Obstacles to a successful regular saving plan (RSP) and why some advisers are the obstacles

Regular saving plan (RSP) is a discipline way of investing. For RSP to work it must fulfill certain requirements such as:

  • The RSP must be fully automated. Some people try to invest monthly manually. Such manual methods require the use of a human decision which tends to be clouded by (1) Emotions (2) fatigue due to the need to make decision every month and (3) Priority drift. One's emotion is the greatest enemy in the realm of investment. When market drops (like this year), it is almost certain that the person who uses manual method of doing RSP will stop his RSP. The need to make decision everymonth can cause a person to be tired easily. This especially so if you see the holdings decrease in value after making the month's contribution. As for priority drift, some people wants to buy a big item. Instead of budgeting it for it, they conveniently use the budget from the RSP and rechannel it to purchase another item. If this is done once and will be done again, a habit is formed resulting in frequent use of diverting the budget for RSP to another. Soon, the RSP will cease to proceed. For this I can testify that I have a few clients who does manual RSP but decided to stop the manual RSP because of poor market sentiments. The reasons are mainly emotions, fatigue and priority drift. Although two years ago I have a few clients who do manual RSP, right now I have none who is doing it because they have stopped the RSP. For those who did automated RSP, 90% continue their RSP amount faithfully despite the current market turmoil. Only 10% gave up their RSP.
  • The RSP amount itself should be meaningful. The word “meaningful” has to be in relation to the person's planned saving ratio. Saving ratio is = (savings & investments)/(total income). Practitioners recommend a minimum saving ratio of 10%. But that guideline is used by the West which I disagree. In my view, a person should have saving ratio of at least double of that. But the absolute amount of RSP should also be meaningful as well. So for a person who just RSP $100/month, I seriously doubt that can achieve anything meaningful considering $100 in today's term is so small due to inflation.

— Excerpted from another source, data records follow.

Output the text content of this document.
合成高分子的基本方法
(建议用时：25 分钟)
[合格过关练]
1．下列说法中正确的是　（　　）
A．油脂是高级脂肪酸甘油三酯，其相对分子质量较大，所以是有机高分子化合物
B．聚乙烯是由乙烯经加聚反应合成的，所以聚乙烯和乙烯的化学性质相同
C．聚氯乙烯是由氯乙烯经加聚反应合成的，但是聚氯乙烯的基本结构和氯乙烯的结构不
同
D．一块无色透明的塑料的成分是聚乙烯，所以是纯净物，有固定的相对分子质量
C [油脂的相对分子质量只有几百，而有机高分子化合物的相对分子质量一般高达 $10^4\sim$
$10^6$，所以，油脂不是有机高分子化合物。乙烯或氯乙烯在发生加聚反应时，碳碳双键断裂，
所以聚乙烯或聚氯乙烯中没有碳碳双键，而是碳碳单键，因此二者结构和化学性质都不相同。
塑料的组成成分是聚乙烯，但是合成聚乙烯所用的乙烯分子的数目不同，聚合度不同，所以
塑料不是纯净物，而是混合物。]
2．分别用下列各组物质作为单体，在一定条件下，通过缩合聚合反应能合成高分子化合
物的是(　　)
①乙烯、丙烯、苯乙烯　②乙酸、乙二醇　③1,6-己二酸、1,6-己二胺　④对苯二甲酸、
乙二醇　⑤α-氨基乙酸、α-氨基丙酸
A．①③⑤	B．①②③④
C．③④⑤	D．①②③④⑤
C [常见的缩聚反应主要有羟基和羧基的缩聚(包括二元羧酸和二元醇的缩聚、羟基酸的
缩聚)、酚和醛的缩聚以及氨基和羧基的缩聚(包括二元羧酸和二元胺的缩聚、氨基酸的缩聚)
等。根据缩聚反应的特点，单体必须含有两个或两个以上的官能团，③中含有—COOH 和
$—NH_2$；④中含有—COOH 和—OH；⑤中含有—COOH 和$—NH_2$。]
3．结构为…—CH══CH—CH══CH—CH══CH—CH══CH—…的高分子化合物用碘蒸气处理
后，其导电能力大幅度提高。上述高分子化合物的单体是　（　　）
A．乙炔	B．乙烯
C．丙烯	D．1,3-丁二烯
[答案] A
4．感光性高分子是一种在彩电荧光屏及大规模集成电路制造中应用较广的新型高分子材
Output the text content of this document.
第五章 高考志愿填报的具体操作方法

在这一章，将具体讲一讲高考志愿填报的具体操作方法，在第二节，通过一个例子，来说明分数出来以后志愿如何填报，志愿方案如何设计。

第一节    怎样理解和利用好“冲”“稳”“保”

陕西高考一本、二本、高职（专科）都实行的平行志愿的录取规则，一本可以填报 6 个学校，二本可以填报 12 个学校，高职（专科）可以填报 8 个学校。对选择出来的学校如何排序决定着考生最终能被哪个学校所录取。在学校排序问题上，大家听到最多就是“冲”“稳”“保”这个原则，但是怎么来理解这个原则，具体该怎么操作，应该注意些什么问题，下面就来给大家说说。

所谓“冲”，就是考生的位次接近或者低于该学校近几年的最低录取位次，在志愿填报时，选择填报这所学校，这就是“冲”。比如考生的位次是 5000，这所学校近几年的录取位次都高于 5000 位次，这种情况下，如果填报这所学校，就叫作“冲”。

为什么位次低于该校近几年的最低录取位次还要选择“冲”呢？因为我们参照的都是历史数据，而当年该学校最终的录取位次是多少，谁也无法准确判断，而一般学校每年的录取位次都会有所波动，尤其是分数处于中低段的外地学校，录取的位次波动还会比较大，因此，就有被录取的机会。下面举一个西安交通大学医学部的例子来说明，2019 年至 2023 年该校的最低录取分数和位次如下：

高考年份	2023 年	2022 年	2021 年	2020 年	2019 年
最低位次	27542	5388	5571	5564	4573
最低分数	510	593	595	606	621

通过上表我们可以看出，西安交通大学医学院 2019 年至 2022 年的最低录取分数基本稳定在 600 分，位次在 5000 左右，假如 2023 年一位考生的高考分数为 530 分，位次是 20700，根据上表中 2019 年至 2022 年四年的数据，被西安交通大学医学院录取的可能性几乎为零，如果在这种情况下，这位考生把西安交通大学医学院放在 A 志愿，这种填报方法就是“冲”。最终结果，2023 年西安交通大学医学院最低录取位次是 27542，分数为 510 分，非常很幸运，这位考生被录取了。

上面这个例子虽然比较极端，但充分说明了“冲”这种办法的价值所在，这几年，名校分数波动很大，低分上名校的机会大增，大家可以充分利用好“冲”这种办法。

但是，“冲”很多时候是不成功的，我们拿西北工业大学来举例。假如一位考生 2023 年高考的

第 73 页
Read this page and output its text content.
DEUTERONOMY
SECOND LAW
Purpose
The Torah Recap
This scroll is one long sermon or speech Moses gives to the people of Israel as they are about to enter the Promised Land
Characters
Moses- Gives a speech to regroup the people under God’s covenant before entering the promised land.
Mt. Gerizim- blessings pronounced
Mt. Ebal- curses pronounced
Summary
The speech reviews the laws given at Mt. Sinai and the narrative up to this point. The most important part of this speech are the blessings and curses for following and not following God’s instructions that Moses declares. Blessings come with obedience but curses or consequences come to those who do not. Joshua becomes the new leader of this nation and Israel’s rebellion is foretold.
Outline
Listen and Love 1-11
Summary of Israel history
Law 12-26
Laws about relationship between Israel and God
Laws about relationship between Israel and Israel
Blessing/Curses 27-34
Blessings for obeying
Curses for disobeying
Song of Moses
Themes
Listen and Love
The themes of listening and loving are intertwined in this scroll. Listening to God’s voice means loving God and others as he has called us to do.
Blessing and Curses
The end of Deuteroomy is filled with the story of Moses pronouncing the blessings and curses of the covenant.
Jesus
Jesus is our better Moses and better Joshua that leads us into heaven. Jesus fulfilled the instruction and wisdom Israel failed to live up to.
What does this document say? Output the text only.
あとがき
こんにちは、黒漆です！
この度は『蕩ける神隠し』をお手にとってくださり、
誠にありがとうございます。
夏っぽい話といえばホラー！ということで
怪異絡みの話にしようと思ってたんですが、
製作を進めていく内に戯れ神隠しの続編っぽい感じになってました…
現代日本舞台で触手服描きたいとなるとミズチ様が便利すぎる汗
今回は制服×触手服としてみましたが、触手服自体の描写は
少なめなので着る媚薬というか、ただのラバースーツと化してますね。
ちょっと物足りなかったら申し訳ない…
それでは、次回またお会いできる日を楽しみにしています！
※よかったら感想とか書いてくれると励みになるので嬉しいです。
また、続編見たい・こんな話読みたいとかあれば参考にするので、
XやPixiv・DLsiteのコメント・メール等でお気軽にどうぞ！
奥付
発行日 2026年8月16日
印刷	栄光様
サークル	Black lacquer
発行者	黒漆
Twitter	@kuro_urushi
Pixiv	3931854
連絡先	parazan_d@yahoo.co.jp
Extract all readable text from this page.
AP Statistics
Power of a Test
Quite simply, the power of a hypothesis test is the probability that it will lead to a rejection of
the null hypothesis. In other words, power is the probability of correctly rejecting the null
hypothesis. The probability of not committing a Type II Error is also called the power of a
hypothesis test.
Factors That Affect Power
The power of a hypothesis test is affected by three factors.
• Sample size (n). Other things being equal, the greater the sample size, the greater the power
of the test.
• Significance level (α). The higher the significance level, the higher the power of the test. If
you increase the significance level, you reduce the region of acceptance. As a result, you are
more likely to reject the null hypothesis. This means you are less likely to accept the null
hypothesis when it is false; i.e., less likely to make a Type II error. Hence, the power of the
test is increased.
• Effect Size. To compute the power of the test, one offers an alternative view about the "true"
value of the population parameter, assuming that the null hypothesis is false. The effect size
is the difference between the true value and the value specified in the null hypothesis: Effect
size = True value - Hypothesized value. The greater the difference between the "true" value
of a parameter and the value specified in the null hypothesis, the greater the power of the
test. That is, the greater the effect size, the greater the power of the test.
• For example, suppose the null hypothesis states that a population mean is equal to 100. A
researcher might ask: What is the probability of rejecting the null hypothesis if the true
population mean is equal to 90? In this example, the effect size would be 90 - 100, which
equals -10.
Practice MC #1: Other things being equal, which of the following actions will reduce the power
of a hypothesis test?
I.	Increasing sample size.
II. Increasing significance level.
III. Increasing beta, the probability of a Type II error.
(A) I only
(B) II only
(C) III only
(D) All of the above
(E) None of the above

  • Changes to the RSP asset allocation should be kept simple. Simplicity is required otherwise frequent changes incur problems with emotions, fatigue and priority drift.

  • Avoid lock-in type of RSP. Some advisers uses regular premium ILP with long lock-in period as a RSP for their clients. They are not doing a favor for their clients because there is no liquidity for such RP-ILP. The client has to commit to the plan regardless for a very long period. If they would to surrender their policy (fully liquidate) they will incur huge losses. Some RP ILP surrender penalty is 100% depending on when the surrender happens. But if these advisers would to recommend a plain vanilla RSP into a unit trusts, they will not earn enough in fees. Let's say the RSP amount is $1000 per month. For RP-ILP the potential commission for the first year is 1000*12*50%= $6000. This amount decrease on the second and third year. If the adviser uses unit trust assuming a sales charge of 3% and wrap fee 1%, than the first year earning is approximately (0.03*1000*12 + (1000*12)/2*0.01)*70%= ($360+$60)*70%= $294. If the adviser need to earn $60,000 a year, he has only need to sell 60000/6000= 10 RP-ILP or 0.83 clients per month. If he uses unit trusts, he has to find 60000/294= 204 clients or 17 clients per month. So it can be seen why such an adviser's interest and the client's interest is not aligned.